The Biden administration issued a final rule implementing a 2022 executive order that will now require project labor agreements on federally funded projects with an estimated cost of $35 million or more.

The rule will affect about 120 projects worth a total of $10 billion to $14 billion. Building trades unions praised the measure while the open-shop Associated Builders and Contractors denounced it and pledged to challenge it in court.

Although the rule gives contracting officers at federal agencies some latitude to opt out of adopting a labor agreement through a variety of exceptions, industry groups say the mandate could raise the costs of construction and discourage contractors who choose not to affiliate with a union from bidding on larger projects that use federal dollars. 
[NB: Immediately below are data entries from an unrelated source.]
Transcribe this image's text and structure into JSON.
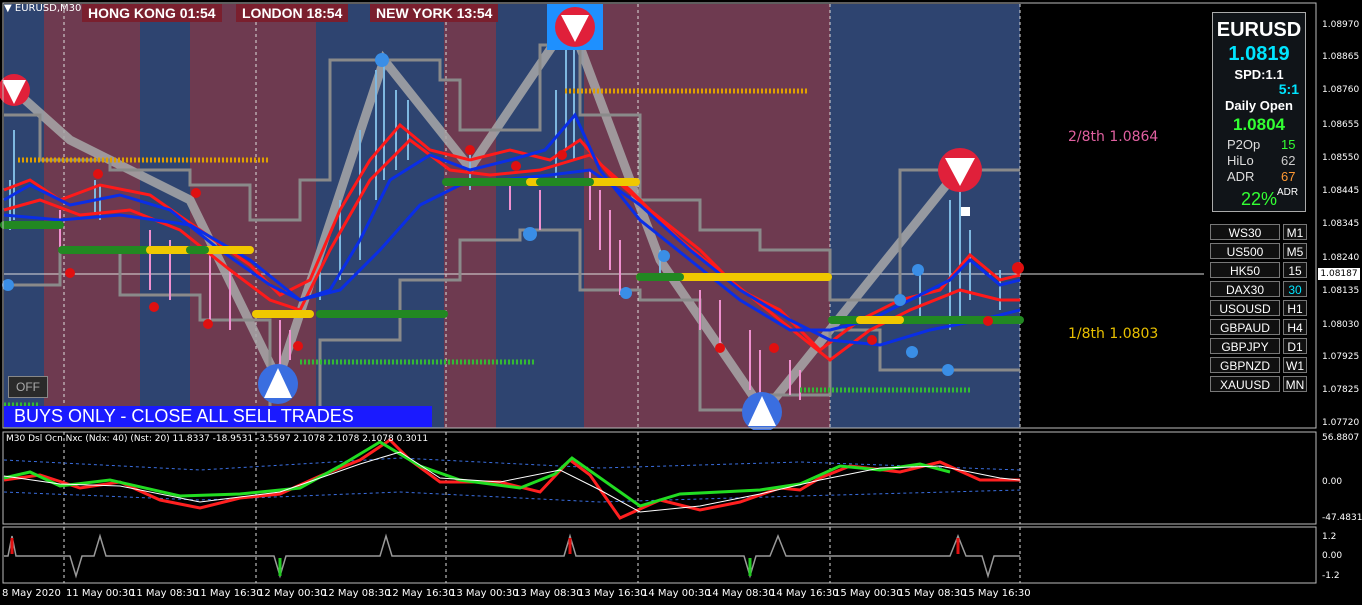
{
  "window": {
    "symbol_title": "EURUSD,M30"
  },
  "sessions": [
    {
      "label": "HONG KONG 01:54"
    },
    {
      "label": "LONDON  18:54"
    },
    {
      "label": "NEW YORK  13:54"
    }
  ],
  "banner": {
    "text": "BUYS ONLY - CLOSE ALL SELL TRADES"
  },
  "off_button": {
    "label": "OFF"
  },
  "info_box": {
    "symbol": "EURUSD",
    "price": "1.0819",
    "spread": "SPD:1.1",
    "ratio": "5:1",
    "daily_open_label": "Daily Open",
    "daily_open": "1.0804",
    "rows": [
      {
        "label": "P2Op",
        "value": "15",
        "color": "#33ff33"
      },
      {
        "label": "HiLo",
        "value": "62",
        "color": "#cccccc"
      },
      {
        "label": "ADR",
        "value": "67",
        "color": "#ff9933"
      }
    ],
    "adr_percent": "22%",
    "adr_small": "ADR"
  },
  "symbol_buttons": [
    {
      "symbol": "WS30",
      "tf": "M1"
    },
    {
      "symbol": "US500",
      "tf": "M5"
    },
    {
      "symbol": "HK50",
      "tf": "15"
    },
    {
      "symbol": "DAX30",
      "tf": "30"
    },
    {
      "symbol": "USOUSD",
      "tf": "H1"
    },
    {
      "symbol": "GBPAUD",
      "tf": "H4"
    },
    {
      "symbol": "GBPJPY",
      "tf": "D1"
    },
    {
      "symbol": "GBPNZD",
      "tf": "W1"
    },
    {
      "symbol": "XAUUSD",
      "tf": "MN"
    }
  ],
  "fib_levels": [
    {
      "label": "2/8th  1.0864",
      "color": "#e060a0"
    },
    {
      "label": "1/8th  1.0803",
      "color": "#e8c000"
    }
  ],
  "current_price_tag": "1.08187",
  "price_axis": [
    "1.08970",
    "1.08865",
    "1.08760",
    "1.08655",
    "1.08550",
    "1.08445",
    "1.08345",
    "1.08240",
    "1.08135",
    "1.08030",
    "1.07925",
    "1.07825",
    "1.07720"
  ],
  "osc_title": "M30 Dsl Ocn Nxc (Ndx: 40) (Nst: 20) 11.8337 -18.9531 -3.5597 2.1078 2.1078 2.1078 0.3011",
  "osc_axis": [
    "56.8807",
    "0.00",
    "-47.4831"
  ],
  "sig_axis": [
    "1.2",
    "0.00",
    "-1.2"
  ],
  "time_axis": [
    "8 May 2020",
    "11 May 00:30",
    "11 May 08:30",
    "11 May 16:30",
    "12 May 00:30",
    "12 May 08:30",
    "12 May 16:30",
    "13 May 00:30",
    "13 May 08:30",
    "13 May 16:30",
    "14 May 00:30",
    "14 May 08:30",
    "14 May 16:30",
    "15 May 00:30",
    "15 May 08:30",
    "15 May 16:30"
  ],
  "colors": {
    "bear_zone": "#6e3a50",
    "bull_zone": "#2e4470",
    "ma_red": "#ff1a1a",
    "ma_blue": "#0a2ee6",
    "grey_band": "#9a9a9a"
  }
}
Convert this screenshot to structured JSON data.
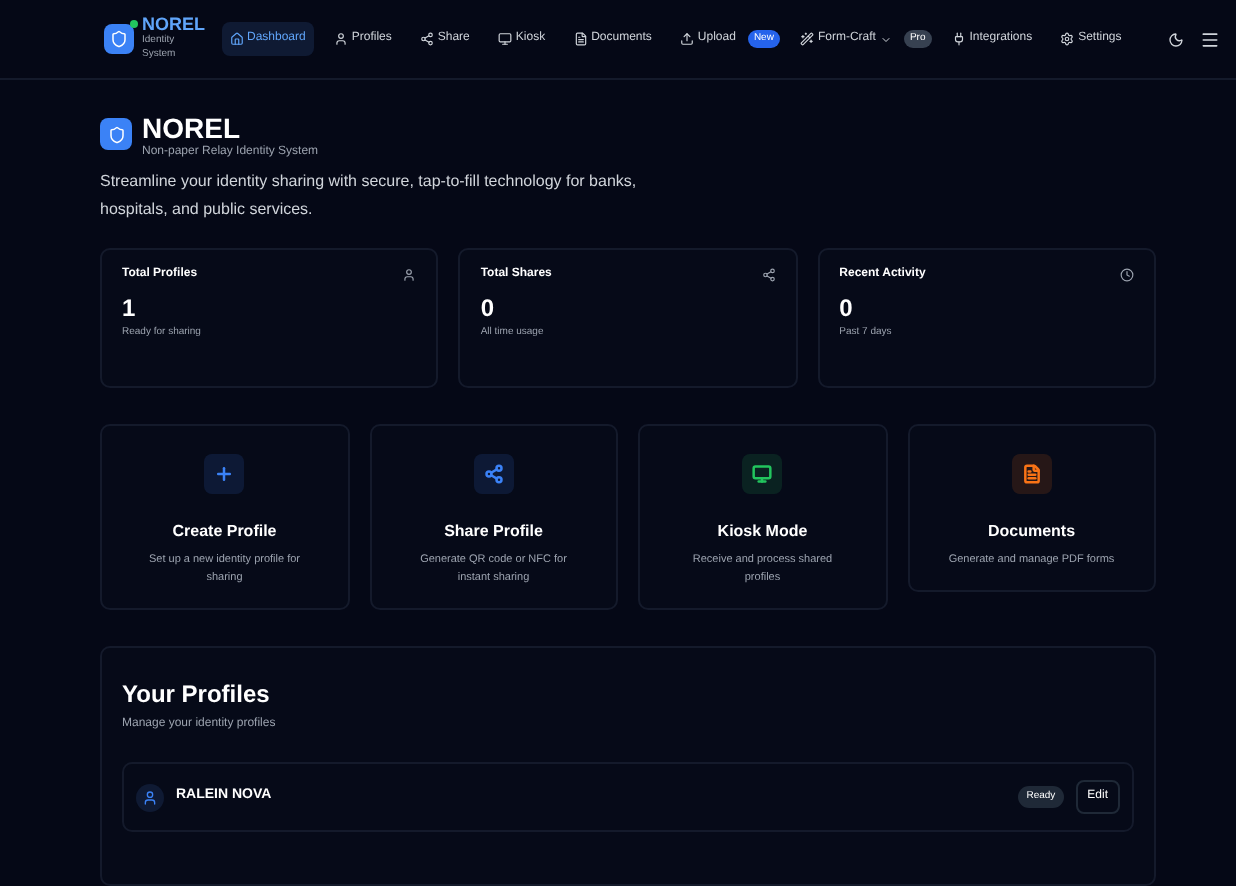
{
  "brand": {
    "name": "NOREL",
    "subtitle_lines": [
      "Identity",
      "System"
    ],
    "online": true
  },
  "nav": [
    {
      "label": "Dashboard",
      "selected": true
    },
    {
      "label": "Profiles",
      "selected": false
    },
    {
      "label": "Share",
      "selected": false
    },
    {
      "label": "Kiosk",
      "selected": false
    },
    {
      "label": "Documents",
      "selected": false
    },
    {
      "label": "Upload",
      "selected": false,
      "badge": {
        "text": "New",
        "kind": "new"
      }
    },
    {
      "label": "Form-Craft",
      "selected": false,
      "dropdown": true,
      "badge": {
        "text": "Pro",
        "kind": "pro"
      }
    },
    {
      "label": "Integrations",
      "selected": false
    },
    {
      "label": "Settings",
      "selected": false
    }
  ],
  "hero": {
    "title": "NOREL",
    "subtitle": "Non-paper Relay Identity System",
    "description": "Streamline your identity sharing with secure, tap-to-fill technology for banks, hospitals, and public services."
  },
  "stats": [
    {
      "label": "Total Profiles",
      "value": "1",
      "caption": "Ready for sharing"
    },
    {
      "label": "Total Shares",
      "value": "0",
      "caption": "All time usage"
    },
    {
      "label": "Recent Activity",
      "value": "0",
      "caption": "Past 7 days"
    }
  ],
  "actions": [
    {
      "title": "Create Profile",
      "description": "Set up a new identity profile for sharing",
      "color": "#3b82f6"
    },
    {
      "title": "Share Profile",
      "description": "Generate QR code or NFC for instant sharing",
      "color": "#3b82f6"
    },
    {
      "title": "Kiosk Mode",
      "description": "Receive and process shared profiles",
      "color": "#22c55e"
    },
    {
      "title": "Documents",
      "description": "Generate and manage PDF forms",
      "color": "#f97316"
    }
  ],
  "profiles": {
    "title": "Your Profiles",
    "subtitle": "Manage your identity profiles",
    "items": [
      {
        "name": "RALEIN NOVA",
        "status": "Ready",
        "action": "Edit"
      }
    ]
  }
}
The new rule differs from a similar order by former President Barack Obama early in his first term that encouraged, rather than required, PLAs on federal projects, and raises the threshold to $35 million, compared to $25 million during the Obama administration. 
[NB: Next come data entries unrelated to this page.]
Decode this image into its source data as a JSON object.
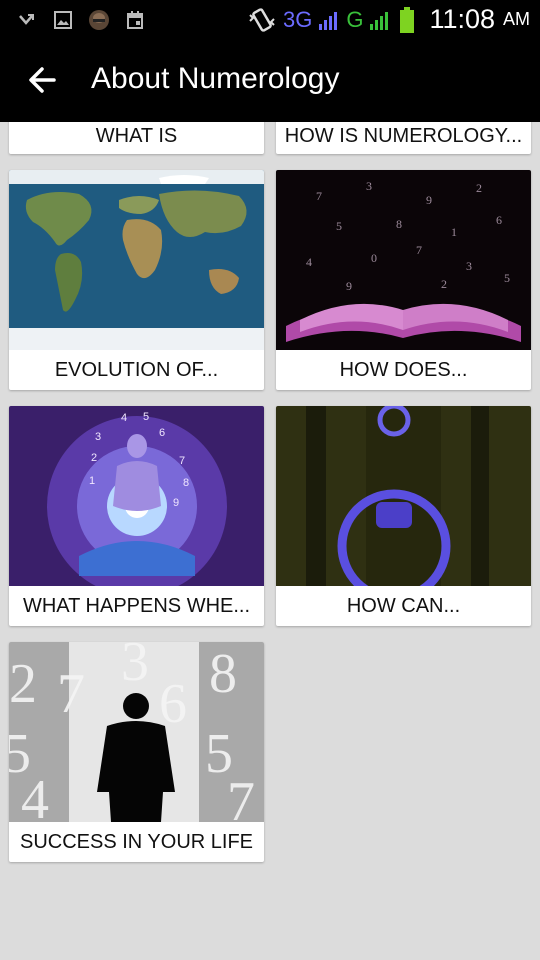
{
  "status_bar": {
    "network_3g": "3G",
    "network_g": "G",
    "time": "11:08",
    "ampm": "AM",
    "icons": [
      "missed-call-icon",
      "image-icon",
      "avatar-icon",
      "calendar-icon",
      "vibrate-icon",
      "signal-icon",
      "battery-icon"
    ]
  },
  "app_bar": {
    "title": "About Numerology"
  },
  "cards": [
    {
      "label": "WHAT IS"
    },
    {
      "label": "HOW IS NUMEROLOGY..."
    },
    {
      "label": "EVOLUTION OF..."
    },
    {
      "label": "HOW DOES..."
    },
    {
      "label": "WHAT HAPPENS WHE..."
    },
    {
      "label": "HOW CAN..."
    },
    {
      "label": "SUCCESS IN YOUR LIFE"
    }
  ],
  "colors": {
    "bar_bg": "#000000",
    "page_bg": "#dcdcdc",
    "network_3g": "#6b6bff",
    "network_g": "#39c13a",
    "battery": "#7ed321"
  }
}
Tensions between labor unions and predominantly non-union trade groups tend to wax and wane depending on who is in the White House. Unions contend that the private sector has voluntarily adopted PLAs for decades because they work, and that the agreements ensure a cadre of well-trained, qualified workers, most of whom have gone through rigorous training in registered apprenticeship programs.

Open-shop employers, which have substantial apprenticeship training programs of their own, would disagree. What characterizes open-shop craft labor is cross-training that allows one worker to do tasks associated with different crafts—an advantage for employers not available where union work rules apply.